Esa noche me tocaba a mí cerrar el cine. Mi trabajo consistía en verificar que nadie se quedaba en las salas, comprobar las salidas de emergencia y apagar todas las luces.
La última peli era una de superhéroes con ochocientas escenas postcréditos y la gente se quedaba hasta el final.
Cuando por fin se fueron todos y tras revisar los lavabos, fui a apagar los proyectores cuando escuché un extraño ruido.
Solo quedaban abiertas las luces auxiliares y me pareció que la resonancia provenía de la Sala 10.
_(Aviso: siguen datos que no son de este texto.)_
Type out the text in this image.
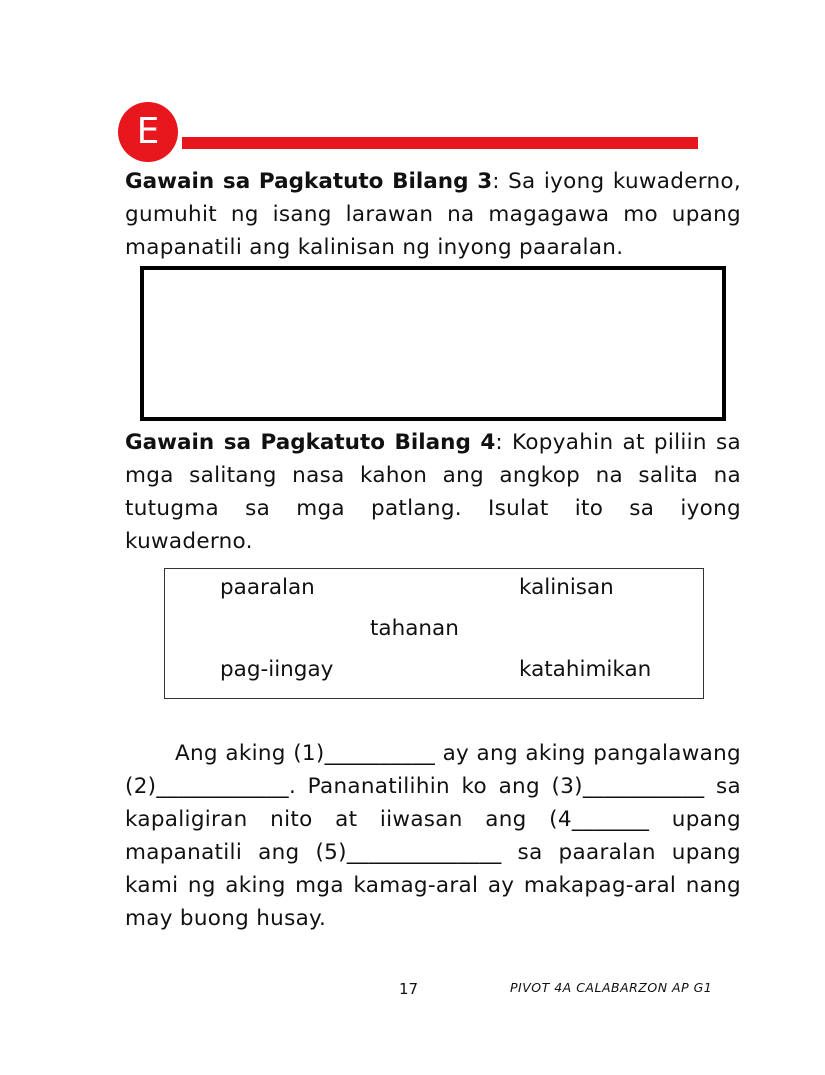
E

Gawain sa Pagkatuto Bilang 3: Sa iyong kuwaderno, gumuhit ng isang larawan na magagawa mo upang mapanatili ang kalinisan ng inyong paaralan.

Gawain sa Pagkatuto Bilang 4: Kopyahin at piliin sa mga salitang nasa kahon ang angkop na salita na tutugma sa mga patlang. Isulat ito sa iyong kuwaderno.

paaralan	kalinisan
tahanan
pag-iingay	katahimikan

Ang aking (1)__________ ay ang aking pangalawang (2)____________. Pananatilihin ko ang (3)___________ sa kapaligiran nito at iiwasan ang (4_______ upang mapanatili ang (5)______________ sa paaralan upang kami ng aking mga kamag-aral ay makapag-aral nang may buong husay.

17	PIVOT 4A CALABARZON AP G1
Estaba a oscuras pero yo tenía mi linterna. Alumbré las butacas desocupadas y el suelo pringado de jarabe y palomitas. El espectral silencio de una lóbrega sala vacía aún seguía poniéndome de los nervios.
Un eco lejano me asustó, haciendo que se me cayera la linterna y rodara por el suelo hasta la primera fila, reverberando en la pantalla.
Corrí hacia ella maldiciendo y tropezando contra todo y la cogí.
Me dirigí a los vestuarios de empleados atraído por la fuente del sonido como un canto de sirena. El interruptor de la luz estaba convenientemente estropeado.
El perturbador sonsonete parecía ser cada vez más audible conforme avanzaba iluminando mi destino a través de la negrura del pasillo.
Conseguí atinar con la llave y abrí la puerta, temblando de los nervios, sin saber lo que esperar ahí dentro.
Era yo ‒una versión idéntica a mí‒ sólo que cubierto de sangre (¿ajena?) y me dijo con desasosiego:
—Escucha atentamente lo que te voy a decir.